On the outbreak of WW2 an influx of Jews arrived from Western Poland, increasing the number of Jewish inhabitants to about 700. German troops arrived in the town on 12 September 1939, and remained for two weeks, until under the terms of the agreement between Germany and the Soviet Union, the Germans relinquished the town to the Soviets. On 1 November 1939, Wielkie Oczy and the surrounding area occupied by the Soviets were incorporated into the Ukrainian Soviet Republic, where they remained until the outbreak of hostilities between Germany and the Soviet Union on 22 June 1941.
German troops re-occupied the town on that very day.

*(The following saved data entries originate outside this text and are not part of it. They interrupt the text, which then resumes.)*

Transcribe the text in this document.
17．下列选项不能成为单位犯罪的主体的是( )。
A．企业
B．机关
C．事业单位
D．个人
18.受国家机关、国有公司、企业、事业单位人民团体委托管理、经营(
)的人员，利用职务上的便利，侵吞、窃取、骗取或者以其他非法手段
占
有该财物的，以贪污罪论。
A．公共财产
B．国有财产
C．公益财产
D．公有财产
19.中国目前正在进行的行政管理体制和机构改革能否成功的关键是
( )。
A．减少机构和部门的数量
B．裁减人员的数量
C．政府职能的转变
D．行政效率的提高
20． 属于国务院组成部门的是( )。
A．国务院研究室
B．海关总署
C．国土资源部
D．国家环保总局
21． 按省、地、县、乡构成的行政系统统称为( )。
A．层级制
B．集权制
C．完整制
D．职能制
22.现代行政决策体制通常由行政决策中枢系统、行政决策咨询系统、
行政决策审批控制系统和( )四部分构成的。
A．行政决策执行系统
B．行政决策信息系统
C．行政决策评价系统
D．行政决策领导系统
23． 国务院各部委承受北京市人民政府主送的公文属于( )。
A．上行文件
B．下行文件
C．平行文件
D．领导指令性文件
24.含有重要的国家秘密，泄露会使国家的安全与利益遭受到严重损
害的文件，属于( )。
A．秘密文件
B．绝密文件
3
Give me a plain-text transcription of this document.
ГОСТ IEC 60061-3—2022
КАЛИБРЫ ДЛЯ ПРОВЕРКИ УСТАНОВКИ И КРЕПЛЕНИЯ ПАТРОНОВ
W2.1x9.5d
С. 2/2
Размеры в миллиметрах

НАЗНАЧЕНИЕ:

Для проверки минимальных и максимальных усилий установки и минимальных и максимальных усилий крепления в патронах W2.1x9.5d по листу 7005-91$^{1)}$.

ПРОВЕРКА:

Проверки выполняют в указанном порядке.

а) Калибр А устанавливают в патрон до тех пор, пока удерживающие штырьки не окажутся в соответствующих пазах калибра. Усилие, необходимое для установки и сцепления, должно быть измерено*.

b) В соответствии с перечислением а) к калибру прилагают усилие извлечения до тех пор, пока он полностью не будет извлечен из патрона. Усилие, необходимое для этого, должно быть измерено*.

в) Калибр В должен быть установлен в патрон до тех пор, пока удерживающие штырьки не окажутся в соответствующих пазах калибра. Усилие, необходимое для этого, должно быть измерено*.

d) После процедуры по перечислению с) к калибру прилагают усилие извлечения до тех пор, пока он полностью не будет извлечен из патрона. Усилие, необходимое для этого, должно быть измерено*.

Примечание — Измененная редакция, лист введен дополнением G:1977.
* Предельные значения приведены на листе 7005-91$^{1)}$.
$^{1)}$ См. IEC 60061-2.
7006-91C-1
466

In July or August 1941, a Judenrat was established, with Wolf Thaler as its head. At the end of 1941, an unknown number of young Jews from Wielkie Oczy (along with Jews from Jaworow, Krakowiec and smaller villages, about 200 people in total) was taken for forced labour to Winniki near Lwow and Jaktorow near Zloczow. They were building an arterial road Durchgangsstraße IV. None of them survived. An unknown number of Jews (less than 100) was resettled at the same time to Jaworow.

Wielkie Oczy Synagogue
Wielkie Oczy Synagogue
Ryszard Majus, a Jewish inhabitant of Wielkie Oczy, described life in the town:
"Particular cruelty was exhibited by the chief of the German police from Jaworow, a man named Wolf. His favourite occupation was scaring Jews with his German shepherd dog with which he never parted. Particular persecutions were meted out to those fathers of families whose sons or daughters were able to flee east to Russia before the Germans entered. Victims were tied to a post in the town square and beaten without mercy. The executioners were the Ukrainians from the local police precinct. At the head of the Ukrainian Gmina were Smutek as the wojt (leader) and Bulycz as the secretary. Every several weeks Wolf arrived in the village along with his German administrators to collect "contributions" in the form of jewellery, furs, etc. from the Jewish Gmina. In the fall of 1941 the young and strong men, per the list provided by the Judenrat, were taken away to an unknown destination, probably to the Janowska Road Camp in Lwow. In this camp my father Abraham Majus died in 1943."

On 1 June 1942, a new Judenrat was appointed with Dawid Kolberg as itís chief and Abraham Falik as his deputy. An Ordnungsdienst was also established, headed by Mendel Ornstein. This was most probably part of the preparations for the Aktion.
On 10 June 1942, the entire Jewish population was summoned to the town square. Those who could walk were marched to the ghettos in Krakowiec, 7 km from Wielkie Oczy and to Jaworow. The old and sick were transported on wagons. The action was supervised by Landkommissar Josef Steyert from Grodek Jagiellonski. The Landkommissar reported to the authorities in Lwow that 168 persons had been sent to Krakowiec and 274 to Jaworow. About 100 Jews had escaped to the nearby forest. Many were subsequently recaptured and sent to join their families. In the winter of 1942, most of the Jews of Krakowiec and Jaworow were transported to Belzec.
Those Jews who survived these deportations fell victim to the final liquidation of the Jaworow Ghetto in April 1943. Some were sent to the Janowska Road camp. A few of those who had escaped to the forest survived until the liberation of Wielkie Oczy by the Red Army in July 1944.